With Windows Server 2003, Enterprise Edition, and Windows Server 2003, Datacenter
Edition, you can configure server or Network Load Balancing cluster models,
depending on your requirements.

I guess I am not seeing a clear distinction between the two. Maybe I just
need it explained in one simple sentence. I haven't taken time to look at
the link yet,...but if it is long and complex I'll probably run out of
patients and not finish it.
 
They are totally different services.

NLBS load-balances incoming connections to multiple identical boxes. Each
box must have the same copy of all content. You assign a virtual IP to the
cluster and then put an "A" record for that in your DNS server. All NLBS
can do is direct incoming IP requests to a particular node by keeping track
of the load on all nodes. If one node dies, NLBS pulls it out of the cluster.

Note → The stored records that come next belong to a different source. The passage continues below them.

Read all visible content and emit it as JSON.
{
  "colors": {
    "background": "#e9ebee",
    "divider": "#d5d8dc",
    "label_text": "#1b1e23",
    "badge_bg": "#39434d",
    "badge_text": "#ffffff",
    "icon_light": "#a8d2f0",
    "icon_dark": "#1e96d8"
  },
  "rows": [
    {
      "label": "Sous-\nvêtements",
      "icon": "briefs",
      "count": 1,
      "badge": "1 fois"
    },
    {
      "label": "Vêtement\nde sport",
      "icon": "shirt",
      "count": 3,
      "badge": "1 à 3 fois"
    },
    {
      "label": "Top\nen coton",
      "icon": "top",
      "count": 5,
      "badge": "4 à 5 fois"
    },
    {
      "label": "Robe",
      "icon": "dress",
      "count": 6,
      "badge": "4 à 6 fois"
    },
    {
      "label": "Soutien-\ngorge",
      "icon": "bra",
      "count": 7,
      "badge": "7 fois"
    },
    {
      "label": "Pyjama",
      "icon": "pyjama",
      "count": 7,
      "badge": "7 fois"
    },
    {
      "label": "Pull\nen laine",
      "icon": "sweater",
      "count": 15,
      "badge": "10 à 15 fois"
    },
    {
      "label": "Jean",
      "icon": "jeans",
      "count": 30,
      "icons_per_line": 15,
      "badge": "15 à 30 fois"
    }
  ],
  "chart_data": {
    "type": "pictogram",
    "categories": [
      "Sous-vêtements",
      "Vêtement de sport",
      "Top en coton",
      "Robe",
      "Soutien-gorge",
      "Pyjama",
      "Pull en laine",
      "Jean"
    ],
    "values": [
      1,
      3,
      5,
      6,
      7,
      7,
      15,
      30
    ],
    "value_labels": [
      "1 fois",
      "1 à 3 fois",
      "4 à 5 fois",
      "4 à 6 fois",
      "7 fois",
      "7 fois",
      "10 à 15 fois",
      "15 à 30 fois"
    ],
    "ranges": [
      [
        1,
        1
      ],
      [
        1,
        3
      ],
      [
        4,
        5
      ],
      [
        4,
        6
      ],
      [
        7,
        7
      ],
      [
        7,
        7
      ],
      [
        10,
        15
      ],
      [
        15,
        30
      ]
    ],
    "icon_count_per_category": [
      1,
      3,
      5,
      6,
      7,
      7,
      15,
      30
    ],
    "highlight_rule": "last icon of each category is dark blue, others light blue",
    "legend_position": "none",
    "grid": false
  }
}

Clustering services is a different beast. Here you define "resources" that
are shared -- IP addresses, computer names, disk resources, application resources.
One node in the cluster owns all of that. If it dies, cluster services moves
all the resources over to another node.

NLBS is for firewalls and web servers. Clustering services is for databases
and file servers. Read some more pages on the link I sent before if you want
even more detail.

Steve Riley
(e-mail address removed)
 
I would like to know if it's possible to a failover
between Win2000 servers. Host A and Host B are serving as
main and backup-server. In case Host A is outaged, host B
has to take over (same hostname, ip-addr., ...). Is this
kind of failover possible in Windows (without using
clusters). It is allowed to interupt an ongoing session !

Clustering or third party software, not native.